You can get married…now what?

The other day, Ben said to me, “Just so you know, if you asked me to marry you, I would say yes.”  I said, “ok” and continued to play Words with Friends. 

I’m sure it wasn’t the reaction that he was looking for, and I’m also sure I’ve had more graceful moments in our relationship. But the fact that we would get married, when we could, was understood to me. That’s what people do right, especially when they’ve been together so long? Having to rationalize that thought helped me understand the pressure my straight friends talked about when they were two or three years into their relationships. On top of that stress, I see stats claiming 40-50% of first marriages and 60% of second marriages end in divorce. The first phrase that immediately comes to mind is “be careful what you wish for.”

In our situation, it’s my fault we haven’t had some sort of ceremony yet.We have committed our lives to each other the best we could up to this point. We’ve comingled our finances, registered with the state for a domestic partnership so I can be on Ben’s insurance, and completed will, trust, and life insurance documents for our estate plans. My big hang up with having a ceremony was that it seemed arbitrary; it didn’t confer any legal rights, benefits, or protections from the government. So what’s the point? (Statements like that are why Ben sometimes tells people I’m a robot.)

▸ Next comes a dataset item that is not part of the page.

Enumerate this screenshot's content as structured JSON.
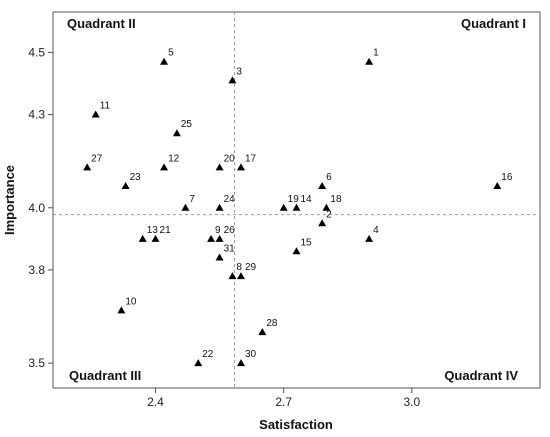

Now that Ben and I can run off to Iowa or Minnesota to get married and gain access to all of the federal benefits and protections associated with that marriage, we have to decide what to do. Do we move to a state where we can get both federal and state rights? Do we head over to Iowa or Minnesota to get married and enter into a Civil Union in Illinois? Do we just wait on Illinois to get its act together?

What would you do if you were in our situation?